I will be posting another update to EXTRACT with better error handling and an optional argument to specify which MATCH item you want returned by EXTRACT rather than the total MATCH count. Multiple occurrences gets unmanageable deciphering which MATCH index to select for a given occurrence.


Offline John

  • Forum Support / SB Dev
  • Posts: 2028
    • ScriptBasic Open Source Project
Re: LIKE +
« Reply #43 on: November 12, 2018, 06:08:37 PM »
Script BASIC 

Note: Only JOKERS surrounded by match patterns are returned. Others are ignored. If you need them, use LIKE. I have REM'ed the UNDEF MATCH in this example to show both options EXTRACT offers.

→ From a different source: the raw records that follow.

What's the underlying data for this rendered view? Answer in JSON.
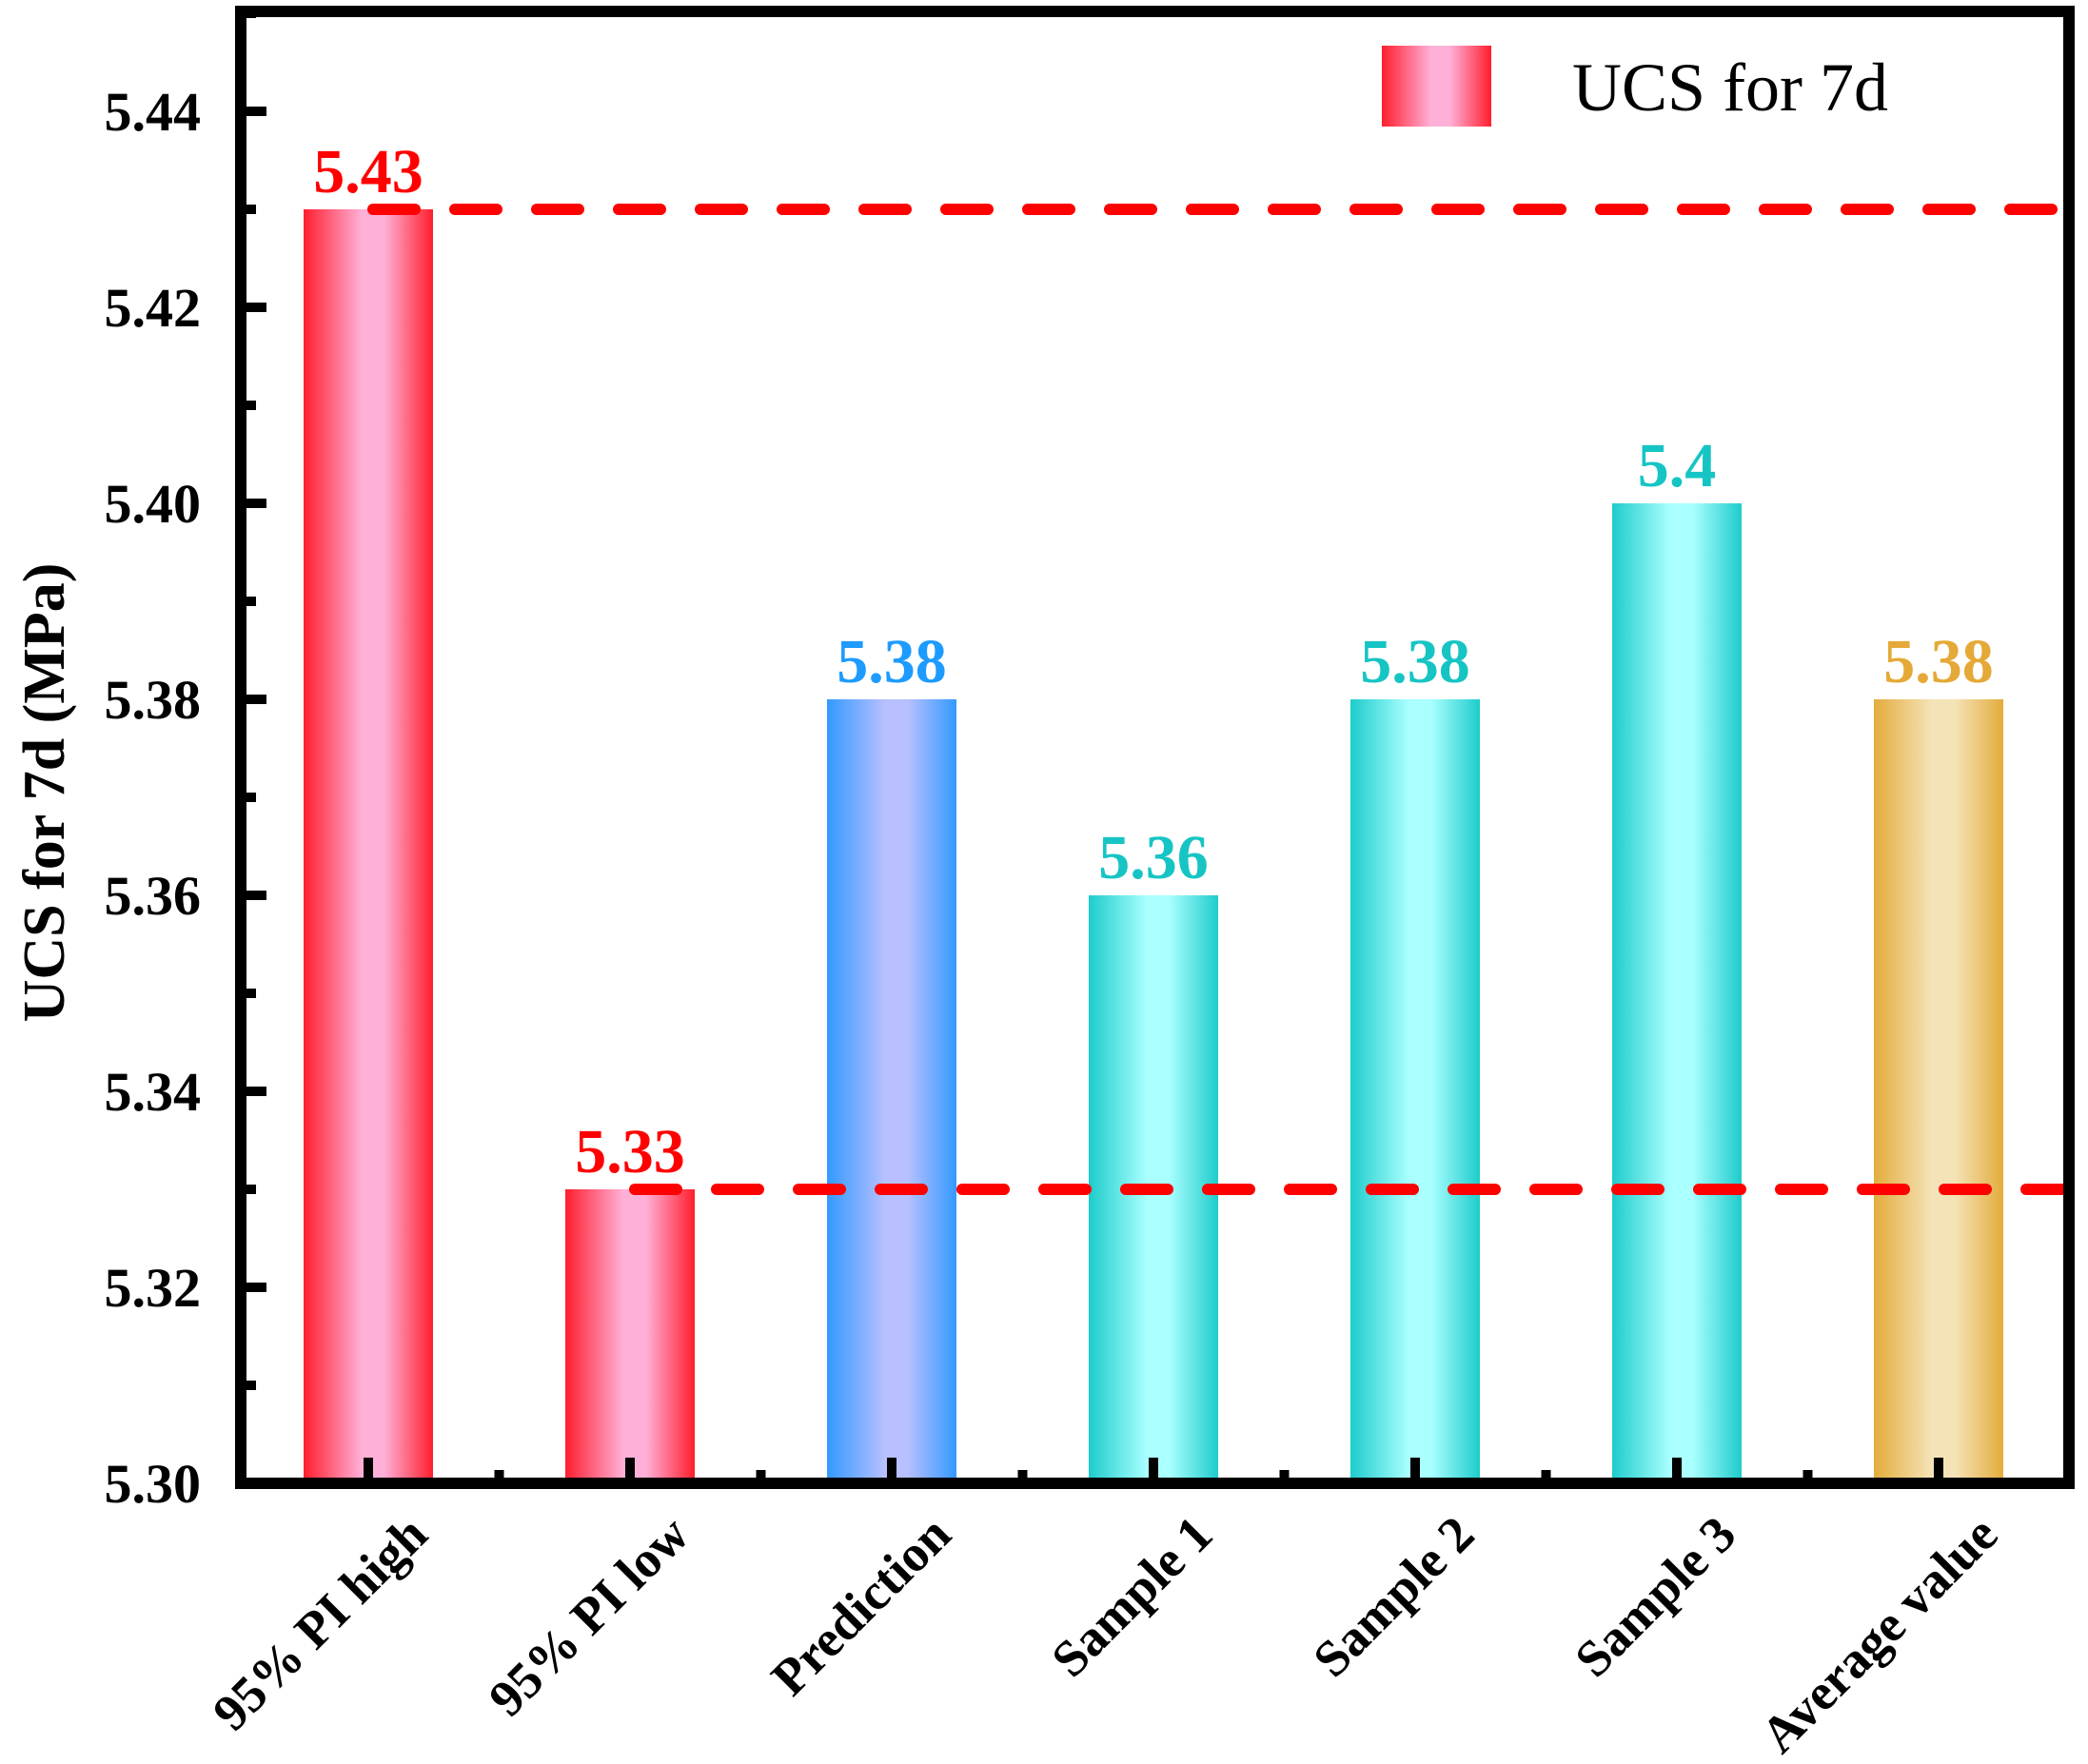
{
  "chart_data": {
    "type": "bar",
    "title": "",
    "xlabel": "",
    "ylabel": "UCS for 7d (MPa)",
    "ylim": [
      5.3,
      5.45
    ],
    "yticks": [
      "5.30",
      "5.32",
      "5.34",
      "5.36",
      "5.38",
      "5.40",
      "5.42",
      "5.44"
    ],
    "ytick_values": [
      5.3,
      5.32,
      5.34,
      5.36,
      5.38,
      5.4,
      5.42,
      5.44
    ],
    "grid": false,
    "categories": [
      "95% PI high",
      "95% PI low",
      "Prediction",
      "Sample 1",
      "Sample 2",
      "Sample 3",
      "Average value"
    ],
    "values": [
      5.43,
      5.33,
      5.38,
      5.36,
      5.38,
      5.4,
      5.38
    ],
    "data_labels": [
      "5.43",
      "5.33",
      "5.38",
      "5.36",
      "5.38",
      "5.4",
      "5.38"
    ],
    "bar_colors": [
      {
        "edge": "#ff1e2d",
        "center": "#ffb0d8",
        "label": "#ff0000"
      },
      {
        "edge": "#ff1e2d",
        "center": "#ffb0d8",
        "label": "#ff0000"
      },
      {
        "edge": "#3399ff",
        "center": "#b8c0ff",
        "label": "#1e9bff"
      },
      {
        "edge": "#1ecccc",
        "center": "#aaffff",
        "label": "#17c4c4"
      },
      {
        "edge": "#1ecccc",
        "center": "#aaffff",
        "label": "#17c4c4"
      },
      {
        "edge": "#1ecccc",
        "center": "#aaffff",
        "label": "#17c4c4"
      },
      {
        "edge": "#e3ac3c",
        "center": "#f5e3b8",
        "label": "#e5a937"
      }
    ],
    "reference_lines": [
      {
        "name": "95% PI high",
        "value": 5.43,
        "color": "#ff0000",
        "style": "dashed"
      },
      {
        "name": "95% PI low",
        "value": 5.33,
        "color": "#ff0000",
        "style": "dashed"
      }
    ],
    "legend": {
      "placement": "top-right",
      "entries": [
        {
          "label": "UCS for 7d",
          "edge": "#ff1e2d",
          "center": "#ffb0d8"
        }
      ]
    }
  }
}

I tested the EXTRACT function with the Firefox download page and it returned the correct number of JOKERS and returned the data requested using the optional argument.

Code: Script BASIC
  1. '' EXTRACT (LIKE +) Code Challenge - Script BASIC / JRS
  2.  
  3. html = """<!DOCTYPE html>
  4. <html>
  5.  <head>
  6.    <title>AllBASIC.INFO Forum LIKE Code Challenge</title>
  7.  </head>
  8.  <body>
  9. LIKE it or don't.
  10.  </body>
  11. </html>"""
  12.  
  13. FUNCTION EXTRACT(base, mask, select)
  14.   UNDEF MATCH
  15.   start = 1
  16.   match_idx = 2
  17.   SPLITA mask BY "*" TO patterns
  18.   FOR idx = 0 TO UBOUND(patterns) STEP 2
  19.     MATCH[match_idx, 1] = INSTR(base, patterns[idx], start)
  20.     IF MATCH[match_idx, 1] <> undef THEN
  21.       start = MATCH[match_idx, 1]
  22.     ELSE
  23.       GOTO MATCH_ERROR
  24.     END IF
  25.     MATCH[match_idx, 2] = INSTR(base, patterns[idx + 1], start)
  26.     IF MATCH[match_idx, 2] <> undef THEN
  27.       start = MATCH[match_idx, 2]
  28.     ELSE
  29.       GOTO MATCH_ERROR
  30.     END IF
  31.     MATCH[match_idx, 1] = MATCH[match_idx, 1] + LEN(patterns[idx])
  32.     MATCH[match_idx, 2] = MATCH[match_idx, 2] - MATCH[match_idx, 1]
  33.     MATCH[match_idx, 0] = MID(base, MATCH[match_idx, 1], MATCH[match_idx, 2])
  34.     match_idx += 2
  35.   NEXT
  36.   IF select <> undef AND select <= UBOUND(patterns) + 1 THEN
  37.     EXTRACT = MATCH[select, 0]
  38.     ' UNDEF MATCH
  39.  ELSE
  40.     EXTRACT = UBOUND(patterns) + 2
  41.   END IF
  42.   GOTO DONE
  43.  
  44. MATCH_ERROR:
  45.   EXTRACT = 0
  46.  
  47. DONE:
  48. END FUNCTION
  49.  
  50. PRINT EXTRACT(html, "*<title>*</title>*<body>*</body>*", 2), "\n"
  51. PRINTNL
  52. PRINT "Title:  ", MATCH[2, 0],"\n"
  53. PRINT "Start:  ", MATCH[2, 1],"\n"
  54. PRINT "Length: ", MATCH[2, 2],"\n"
  55. PRINTNL
  56. PRINT "Body:   ", MATCH[4, 0],"\n"
  57. PRINT "Start:  ", MATCH[4, 1],"\n"
  58. PRINT "Length: ", MATCH[4, 2],"\n"
  59.  


$ time scriba extract.sb
AllBASIC.INFO Forum LIKE Code Challenge

Title:  AllBASIC.INFO Forum LIKE Code Challenge
Start:  44
Length: 39

Body:   
LIKE it or don't.
 
Start:  110
Length: 21

real   0m0.009s
user   0m0.005s
sys   0m0.004s
$
« Last Edit: November 12, 2018, 11:03:55 PM by John »

Offline John

  • Forum Support / SB Dev
  • Posts: 2028
    • ScriptBasic Open Source Project
Re: LIKE +
« Reply #44 on: November 13, 2018, 02:59:58 PM »
Is there anyone besides me willing to post a working EXTRACT / MATCH submission for this code challenge?